Afterwards, I took a short break from the
Knight Agency and followed some things which Jane and Steven had said in “Crime
Pays Sometimes” about a criminal mastermind meeting a runaway foster child in
an alley and almost killing her, then taking her home. The Black Knight Agency
was born, a series set in an alternate reality. “Criminal Ventures” saw Jane’s
development into a much darker version of herself, not unlike the persona of
Jane Doe she had taken on in “Crime Pays Sometimes.” After many adventurous and
criminal things, the Black Knight Agency emerged and the future looked
interesting for her and her friends - and for her boss Steven, of course.
I returned to the regular program and the
Jane I’d originally created with “From Past to Future.” I wanted to shine a
light on the past and on traditions. I wanted to clear them up and give the
female colleagues Jane has (one of them had already been seen in the two prior
novels of the series) more different work in the future. I had already pointed
out Jane was the first woman in Branch Two doing full work, not just
investigations. But every Branch Two agent has two specialities, so why didn’t
the other female agents use their second one? In “A Plague of Rogues,” Tanya
had wanted more different missions and in “From Past to Future” she got them -
and herself in trouble. But that didn’t lead to her giving up - it led to her
telling all her female colleagues how much more they could do for the Agency,
using Jane as her Exhibit A. I also shed a light on the past of Steven and Jane’s
direct superior Sir Frederic and created an enemy for novels to come.

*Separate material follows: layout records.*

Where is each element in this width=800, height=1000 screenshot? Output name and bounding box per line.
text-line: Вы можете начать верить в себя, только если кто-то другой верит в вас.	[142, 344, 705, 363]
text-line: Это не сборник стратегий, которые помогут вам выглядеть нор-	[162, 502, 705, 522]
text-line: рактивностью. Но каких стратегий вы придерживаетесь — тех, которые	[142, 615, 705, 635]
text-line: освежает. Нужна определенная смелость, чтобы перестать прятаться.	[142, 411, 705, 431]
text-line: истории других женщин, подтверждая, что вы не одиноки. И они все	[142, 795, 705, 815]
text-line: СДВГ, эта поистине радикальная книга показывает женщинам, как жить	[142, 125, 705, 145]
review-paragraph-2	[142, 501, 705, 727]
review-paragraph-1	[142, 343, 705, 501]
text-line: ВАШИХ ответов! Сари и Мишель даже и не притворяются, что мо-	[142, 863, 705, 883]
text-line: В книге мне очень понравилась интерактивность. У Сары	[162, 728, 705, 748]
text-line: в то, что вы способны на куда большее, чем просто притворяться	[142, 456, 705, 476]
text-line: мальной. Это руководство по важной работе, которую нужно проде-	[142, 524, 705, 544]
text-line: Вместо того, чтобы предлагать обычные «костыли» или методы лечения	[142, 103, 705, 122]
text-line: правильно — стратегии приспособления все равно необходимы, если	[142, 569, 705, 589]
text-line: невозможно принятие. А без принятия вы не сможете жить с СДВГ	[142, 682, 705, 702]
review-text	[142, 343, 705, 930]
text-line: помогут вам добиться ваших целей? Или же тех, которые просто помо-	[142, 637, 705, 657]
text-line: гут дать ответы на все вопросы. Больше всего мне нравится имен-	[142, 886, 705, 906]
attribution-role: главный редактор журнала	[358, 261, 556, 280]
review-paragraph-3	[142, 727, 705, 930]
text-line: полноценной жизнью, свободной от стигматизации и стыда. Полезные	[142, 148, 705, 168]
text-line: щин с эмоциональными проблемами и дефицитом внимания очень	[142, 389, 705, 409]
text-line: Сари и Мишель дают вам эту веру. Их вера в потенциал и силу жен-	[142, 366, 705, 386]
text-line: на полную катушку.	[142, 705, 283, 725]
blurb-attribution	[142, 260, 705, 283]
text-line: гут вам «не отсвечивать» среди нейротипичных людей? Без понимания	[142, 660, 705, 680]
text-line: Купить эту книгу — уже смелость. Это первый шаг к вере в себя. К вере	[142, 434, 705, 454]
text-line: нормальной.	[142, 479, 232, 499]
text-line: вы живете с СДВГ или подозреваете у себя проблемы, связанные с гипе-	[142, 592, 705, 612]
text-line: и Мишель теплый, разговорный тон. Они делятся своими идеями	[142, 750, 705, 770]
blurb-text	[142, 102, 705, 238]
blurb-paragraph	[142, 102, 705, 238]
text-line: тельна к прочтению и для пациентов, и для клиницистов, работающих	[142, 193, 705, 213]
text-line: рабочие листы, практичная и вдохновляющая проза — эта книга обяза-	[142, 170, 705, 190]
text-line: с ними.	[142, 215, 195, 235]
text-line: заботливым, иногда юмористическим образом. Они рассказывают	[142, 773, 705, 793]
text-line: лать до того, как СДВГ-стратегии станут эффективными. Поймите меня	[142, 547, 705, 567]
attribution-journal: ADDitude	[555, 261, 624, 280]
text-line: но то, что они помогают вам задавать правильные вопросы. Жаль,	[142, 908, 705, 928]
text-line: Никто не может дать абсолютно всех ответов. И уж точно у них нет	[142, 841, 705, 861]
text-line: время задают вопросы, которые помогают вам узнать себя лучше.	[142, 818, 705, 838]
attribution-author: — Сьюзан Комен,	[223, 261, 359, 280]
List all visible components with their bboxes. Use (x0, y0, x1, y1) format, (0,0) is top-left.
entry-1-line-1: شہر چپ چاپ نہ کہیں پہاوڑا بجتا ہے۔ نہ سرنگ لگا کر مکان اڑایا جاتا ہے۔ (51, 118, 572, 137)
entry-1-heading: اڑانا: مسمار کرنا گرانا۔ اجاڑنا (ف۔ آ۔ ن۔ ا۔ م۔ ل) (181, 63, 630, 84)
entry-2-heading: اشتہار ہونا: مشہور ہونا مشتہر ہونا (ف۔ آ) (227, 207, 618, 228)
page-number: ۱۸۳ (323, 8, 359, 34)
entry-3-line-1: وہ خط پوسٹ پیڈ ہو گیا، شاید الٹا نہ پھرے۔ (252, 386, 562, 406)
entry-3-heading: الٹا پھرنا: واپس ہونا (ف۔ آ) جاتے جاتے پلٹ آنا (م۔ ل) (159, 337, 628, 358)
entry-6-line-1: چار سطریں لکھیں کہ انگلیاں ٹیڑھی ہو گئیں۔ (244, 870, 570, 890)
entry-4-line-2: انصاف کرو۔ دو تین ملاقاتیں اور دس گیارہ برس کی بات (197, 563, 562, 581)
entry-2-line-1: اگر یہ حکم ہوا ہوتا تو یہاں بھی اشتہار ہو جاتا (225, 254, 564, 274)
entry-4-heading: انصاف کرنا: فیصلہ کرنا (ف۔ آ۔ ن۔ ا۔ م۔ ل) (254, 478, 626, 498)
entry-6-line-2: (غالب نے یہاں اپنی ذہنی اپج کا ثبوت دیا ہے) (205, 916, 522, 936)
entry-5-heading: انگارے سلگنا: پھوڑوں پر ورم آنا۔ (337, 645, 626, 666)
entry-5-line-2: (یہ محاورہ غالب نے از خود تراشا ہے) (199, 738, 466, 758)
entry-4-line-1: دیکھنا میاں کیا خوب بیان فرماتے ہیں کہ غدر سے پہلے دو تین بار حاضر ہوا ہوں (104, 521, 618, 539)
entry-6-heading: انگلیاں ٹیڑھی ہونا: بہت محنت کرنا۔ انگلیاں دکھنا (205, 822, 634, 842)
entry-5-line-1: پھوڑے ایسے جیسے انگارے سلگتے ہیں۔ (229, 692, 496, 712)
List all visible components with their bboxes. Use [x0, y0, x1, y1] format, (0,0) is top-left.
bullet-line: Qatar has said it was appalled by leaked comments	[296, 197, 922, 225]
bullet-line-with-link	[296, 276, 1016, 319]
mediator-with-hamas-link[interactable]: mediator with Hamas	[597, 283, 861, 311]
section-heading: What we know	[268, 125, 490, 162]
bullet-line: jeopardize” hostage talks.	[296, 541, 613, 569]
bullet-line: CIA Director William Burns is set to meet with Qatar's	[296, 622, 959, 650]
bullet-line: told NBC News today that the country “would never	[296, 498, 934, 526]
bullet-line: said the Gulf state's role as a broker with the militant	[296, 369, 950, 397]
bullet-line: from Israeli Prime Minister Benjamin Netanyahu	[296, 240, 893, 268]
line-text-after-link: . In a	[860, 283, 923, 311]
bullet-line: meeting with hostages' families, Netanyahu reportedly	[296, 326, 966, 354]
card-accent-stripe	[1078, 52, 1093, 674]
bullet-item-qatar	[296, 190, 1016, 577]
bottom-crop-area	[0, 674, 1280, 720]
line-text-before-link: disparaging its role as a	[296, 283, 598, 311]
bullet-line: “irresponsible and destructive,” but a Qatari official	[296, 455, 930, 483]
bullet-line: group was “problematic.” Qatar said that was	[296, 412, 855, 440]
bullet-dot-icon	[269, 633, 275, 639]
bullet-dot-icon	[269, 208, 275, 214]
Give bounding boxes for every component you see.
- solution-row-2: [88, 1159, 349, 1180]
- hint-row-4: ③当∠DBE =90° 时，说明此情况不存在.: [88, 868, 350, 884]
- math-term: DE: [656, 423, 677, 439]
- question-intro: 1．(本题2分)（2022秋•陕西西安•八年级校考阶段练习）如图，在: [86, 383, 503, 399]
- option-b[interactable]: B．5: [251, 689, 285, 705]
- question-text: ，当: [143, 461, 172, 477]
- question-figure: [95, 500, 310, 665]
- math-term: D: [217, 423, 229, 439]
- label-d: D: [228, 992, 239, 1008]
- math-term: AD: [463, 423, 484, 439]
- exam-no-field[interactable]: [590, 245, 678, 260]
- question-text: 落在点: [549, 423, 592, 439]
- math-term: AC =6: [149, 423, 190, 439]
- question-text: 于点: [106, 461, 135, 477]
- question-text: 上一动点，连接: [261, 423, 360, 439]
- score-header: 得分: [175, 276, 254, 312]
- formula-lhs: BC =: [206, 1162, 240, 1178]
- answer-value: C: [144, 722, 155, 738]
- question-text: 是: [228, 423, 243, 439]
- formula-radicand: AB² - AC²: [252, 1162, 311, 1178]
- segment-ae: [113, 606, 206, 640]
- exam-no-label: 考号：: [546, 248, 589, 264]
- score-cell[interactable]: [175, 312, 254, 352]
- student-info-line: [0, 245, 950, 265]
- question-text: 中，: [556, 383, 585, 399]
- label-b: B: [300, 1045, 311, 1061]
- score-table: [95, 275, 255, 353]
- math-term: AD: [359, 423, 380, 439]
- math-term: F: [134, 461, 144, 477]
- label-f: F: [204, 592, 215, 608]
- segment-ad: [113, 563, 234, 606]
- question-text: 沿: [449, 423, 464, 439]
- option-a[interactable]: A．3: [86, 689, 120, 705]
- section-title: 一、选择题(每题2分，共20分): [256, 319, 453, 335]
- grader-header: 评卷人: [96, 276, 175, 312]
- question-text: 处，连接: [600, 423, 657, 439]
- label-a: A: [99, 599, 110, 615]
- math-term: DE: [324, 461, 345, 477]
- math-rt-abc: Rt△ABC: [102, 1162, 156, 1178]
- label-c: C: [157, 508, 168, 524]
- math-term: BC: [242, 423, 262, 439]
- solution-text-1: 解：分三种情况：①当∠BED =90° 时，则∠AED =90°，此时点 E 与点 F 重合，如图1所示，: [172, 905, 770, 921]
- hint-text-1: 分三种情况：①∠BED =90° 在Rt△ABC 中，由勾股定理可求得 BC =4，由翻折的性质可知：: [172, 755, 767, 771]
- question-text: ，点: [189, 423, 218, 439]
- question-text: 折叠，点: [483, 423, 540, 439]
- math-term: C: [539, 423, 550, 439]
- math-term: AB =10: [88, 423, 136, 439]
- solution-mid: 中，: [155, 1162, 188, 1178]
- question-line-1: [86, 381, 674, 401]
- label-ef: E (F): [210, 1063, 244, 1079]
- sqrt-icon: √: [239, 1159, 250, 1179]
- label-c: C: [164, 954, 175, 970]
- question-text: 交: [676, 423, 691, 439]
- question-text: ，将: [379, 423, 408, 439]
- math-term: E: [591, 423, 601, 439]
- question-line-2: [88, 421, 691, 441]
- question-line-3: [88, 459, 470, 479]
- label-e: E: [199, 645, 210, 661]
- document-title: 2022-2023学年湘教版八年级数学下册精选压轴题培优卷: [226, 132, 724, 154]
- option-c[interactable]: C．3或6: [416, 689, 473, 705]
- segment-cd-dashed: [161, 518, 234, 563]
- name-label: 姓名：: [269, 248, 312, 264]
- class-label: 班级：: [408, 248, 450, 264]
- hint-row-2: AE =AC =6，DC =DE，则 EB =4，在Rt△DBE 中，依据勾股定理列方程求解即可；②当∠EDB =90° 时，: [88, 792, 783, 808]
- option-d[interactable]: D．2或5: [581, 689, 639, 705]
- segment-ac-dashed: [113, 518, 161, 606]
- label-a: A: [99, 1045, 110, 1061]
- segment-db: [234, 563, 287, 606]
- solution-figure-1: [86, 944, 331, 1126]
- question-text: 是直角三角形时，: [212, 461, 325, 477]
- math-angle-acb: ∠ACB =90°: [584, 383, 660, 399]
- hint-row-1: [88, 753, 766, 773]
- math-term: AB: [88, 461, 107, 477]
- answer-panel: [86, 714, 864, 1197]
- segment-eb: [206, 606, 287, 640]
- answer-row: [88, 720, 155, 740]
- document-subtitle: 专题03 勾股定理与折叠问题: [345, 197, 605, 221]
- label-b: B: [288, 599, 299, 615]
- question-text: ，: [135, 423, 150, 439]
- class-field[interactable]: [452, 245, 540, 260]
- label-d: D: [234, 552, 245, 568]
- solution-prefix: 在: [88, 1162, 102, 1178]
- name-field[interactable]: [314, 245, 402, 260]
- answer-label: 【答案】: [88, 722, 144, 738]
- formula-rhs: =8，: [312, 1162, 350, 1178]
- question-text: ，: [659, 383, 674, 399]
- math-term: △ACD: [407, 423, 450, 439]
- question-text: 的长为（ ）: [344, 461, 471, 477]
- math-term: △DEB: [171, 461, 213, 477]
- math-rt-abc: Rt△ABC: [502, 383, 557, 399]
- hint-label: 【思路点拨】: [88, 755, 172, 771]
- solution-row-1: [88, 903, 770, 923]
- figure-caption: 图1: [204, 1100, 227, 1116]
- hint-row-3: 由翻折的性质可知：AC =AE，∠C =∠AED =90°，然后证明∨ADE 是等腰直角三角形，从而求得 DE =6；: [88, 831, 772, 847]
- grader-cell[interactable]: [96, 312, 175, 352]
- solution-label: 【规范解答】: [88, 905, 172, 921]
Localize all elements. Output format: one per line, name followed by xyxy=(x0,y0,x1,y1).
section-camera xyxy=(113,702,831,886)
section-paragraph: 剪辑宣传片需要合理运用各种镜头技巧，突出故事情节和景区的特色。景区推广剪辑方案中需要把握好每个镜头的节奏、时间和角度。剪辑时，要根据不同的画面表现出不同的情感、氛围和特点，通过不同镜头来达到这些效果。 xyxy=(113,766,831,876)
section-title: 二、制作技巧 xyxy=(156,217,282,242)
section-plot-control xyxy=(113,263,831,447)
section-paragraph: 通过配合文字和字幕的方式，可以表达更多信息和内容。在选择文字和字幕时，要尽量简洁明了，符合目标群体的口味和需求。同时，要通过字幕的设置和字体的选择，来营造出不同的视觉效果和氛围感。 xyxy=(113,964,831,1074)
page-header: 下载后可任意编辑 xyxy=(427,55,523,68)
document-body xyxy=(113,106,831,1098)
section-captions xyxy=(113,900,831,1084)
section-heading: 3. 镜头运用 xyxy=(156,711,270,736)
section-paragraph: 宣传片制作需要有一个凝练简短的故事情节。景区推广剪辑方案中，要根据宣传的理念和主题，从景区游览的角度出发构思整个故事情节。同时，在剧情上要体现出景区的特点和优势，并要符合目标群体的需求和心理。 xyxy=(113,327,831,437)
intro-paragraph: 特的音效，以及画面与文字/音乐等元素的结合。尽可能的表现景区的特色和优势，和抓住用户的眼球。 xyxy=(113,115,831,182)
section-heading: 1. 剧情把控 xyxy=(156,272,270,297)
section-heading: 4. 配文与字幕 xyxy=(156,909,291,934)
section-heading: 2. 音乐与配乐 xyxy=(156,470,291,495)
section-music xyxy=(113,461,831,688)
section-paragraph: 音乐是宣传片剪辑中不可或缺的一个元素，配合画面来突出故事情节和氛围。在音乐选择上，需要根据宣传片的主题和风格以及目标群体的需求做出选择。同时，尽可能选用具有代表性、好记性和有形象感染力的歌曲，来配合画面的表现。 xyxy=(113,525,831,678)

I have had a lot of fun with Jane so far and I already plan
things for the future. A sixth Knight Agency novel will come and the Black
Knight Agency will take up work again as well. Jane is a ruthless and
cold-blooded agent who can, I’m pretty sure, kick James Bond’s ass, if she
wants to. Not to mention she has more personality than he has. She is a woman
who does her own saving and has saved male colleagues on occasion. I certainly
don’t want her any other way, that much is for sure.